I think you'll be learing a lot about servo systems, search for PID control loops.

And good luck, that's a tricky thing you're trying to do there.

Be sure to post it if you got it working!

Thanks jacquesm!

The more I look into the problem, the more challenges I'm finding. A friend of mine did this for his master's thesis back in 2002, so I know it's not impossible, but he had a strong background in EE (whereas I'm a relative n00b).

Also, thanks for the search query. I'm checking on it now.

It's almost a perfect storm of inconvenient equations. Magnetic field strength drops off as the cube of the distance, so you want to increase the current in the coil, but power loss (and thus heating) in the coil goes up as the square of the current, while field strength is only linear.
Or you could use a high temperature semiconductor.
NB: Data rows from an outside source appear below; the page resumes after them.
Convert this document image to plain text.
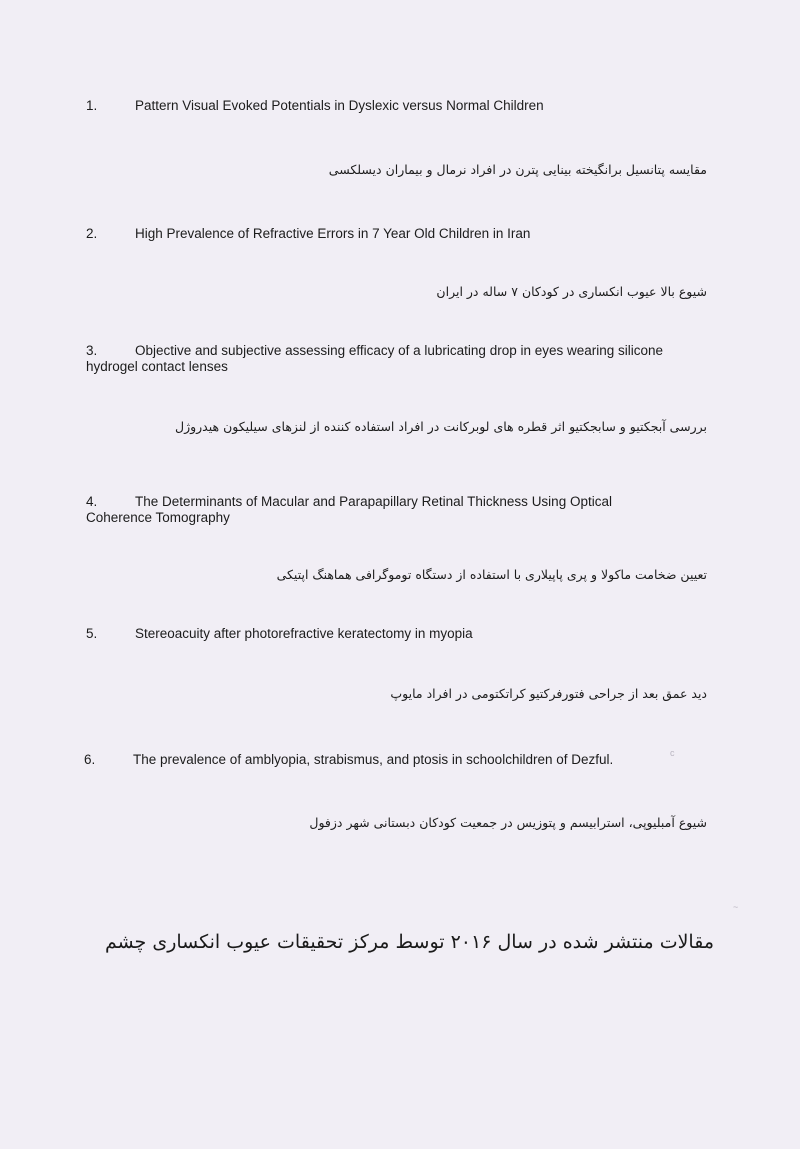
1.	Pattern Visual Evoked Potentials in Dyslexic versus Normal Children
مقایسه پتانسیل برانگیخته بینایی پترن در افراد نرمال و بیماران دیسلکسی
2.	High Prevalence of Refractive Errors in 7 Year Old Children in Iran
شیوع بالا عیوب انکساری در کودکان ۷ ساله در ایران
3.	Objective and subjective assessing efficacy of a lubricating drop in eyes wearing silicone hydrogel contact lenses
بررسی آبجکتیو و سابجکتیو اثر قطره های لوبرکانت در افراد استفاده کننده از لنزهای سیلیکون هیدروژل
4.	The Determinants of Macular and Parapapillary Retinal Thickness Using Optical Coherence Tomography
تعیین ضخامت ماکولا و پری پاپیلاری با استفاده از دستگاه توموگرافی هماهنگ اپتیکی
5.	Stereoacuity after photorefractive keratectomy in myopia
دید عمق بعد از جراحی فتورفرکتیو کراتکتومی در افراد مایوپ
6.	The prevalence of amblyopia, strabismus, and ptosis in schoolchildren of Dezful.
شیوع آمبلیوپی، استرابیسم و پتوزیس در جمعیت کودکان دبستانی شهر دزفول
مقالات منتشر شده در سال ۲۰۱۶ توسط مرکز تحقیقات عیوب انکساری چشم
c
~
True, there are cooling issues you'd have to overcome but the thing about levitating using a semiconductor is it is self-stabilizing.
Assuming the penny is ferromagnetic you might be able to use DC to drive the electromagnet (i.e. you don't need to excite a current in the penny to get it to be attracted to the magnet).

Also, the magnetic field is going to be proportional to current, not voltage (and because electromagnets are highly inductive, you can't assume the two will be linearly proportional).

In fact you might be able to use the current rise in response to a voltage pulse as a measure of the inductance of the magnet/penny system and use that to measure the distance.

The old levitating spheres that The Sharper Image sold used an optical system (IR LED and photodiode) to detect the position of the sphere and modulate the magnet (arranged horizontally just above where the sphere would hang), but that might not be as impressive as having it hang out in space.

Sounds like a tricky problem :)

Thanks for correcting the voltage/current error - you're totally right about that.

Great idea about the voltage pulse! Let me see if I have this right: with a known voltage, the current will rise in proportion to the nearness of the penny? That is, for a fixed voltage, when the penny is closer, the current will be higher?